191 Naming Your Rooms
Even if you live in just one room, you still need to call it something, right? Chances are you can get away with “my place…” or “crib” or “house,” or somesuch.
But what about if you have more than one?
What do you call the part that’s below ground? Some people call it the basement. But that has a tacky feel to it. You get WATER in your basement. Your furnace is situated there. If you’re a department store, “basement” is the short version of “bargain basement,” where you dump all the junk you couldn’t sell on the regular floors.
Come to think of it, you probably dump a lot of stuff in your basement, too. Old boxes, bags, furniture you no longer can use, lamps, broken appliances. Junk.
But you don’t do that to your CELLAR!. No. You keep WINE in your cellar. Macy’s used to have a bargain basement, called “Macy’s Basement.” It was filled with, well, all the junk they couldn’t sell upstairs.
They don’t have that, anymore. Now, it’s a CELLAR, and it’s filled with gourmet cooking utensils and stylish tableware and the like. In fact, even in their stores with nothing below ground, they still have a cellar. It’s on the main floor – or the only floor. But it has its own look and feel and its own typograpy.
Same room, different meaning.
So what about the other rooms in your house? Is that room with your TV a DEN, where you can slip away from everyone else for a little privacy and get some work done; maybe have a quiet cocktail in the evening? Or is it a FAMILY ROOM, where everyone comes and goes as he pleases and no one – or everyone – has a sense of ownership.
Maybe you have a foyer. Or is it a foy-YAY? Depends on how you think of it. (Vase, Vahs, tomayto, toMAHtoh.)
Is there something in your house called a “dressing room?” What do you do in it?
How about a “half bath?” Is that somewhere that’s so small, you can only bathe half of yourself? Or is it a gen-u-ine British style water closet?
We do more in the bathroom than bathe.
Most dens would escape notice of den-dwelling animals, like lions.
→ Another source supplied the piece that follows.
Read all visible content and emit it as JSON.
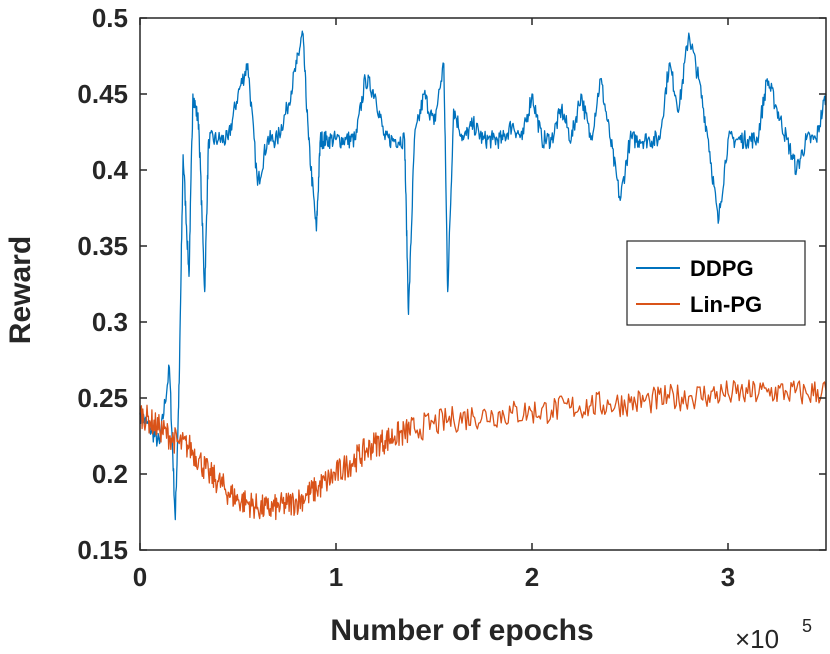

The names we use denote concepts, usually in need of fuller development. For example, do you live in the living room? What do you do in the hall, then, die?
Many of us now have what we call “computer rooms.” Some have “video game rooms.” These have not yet been around long enough to have fictionalized names like “sun room” or “breakfast room.” And they may never. A sewing room has always been a sewing room (why aren’t there knitting rooms?)
Maybe you should name your rooms differently. Bob. Joe. Martha. Blue, green, rough, smooth, Let people guess what goes on in them. They won’t be any more wrong than they are now.
I'm Wes Richards, my opinions are my own, but you're welcome to them.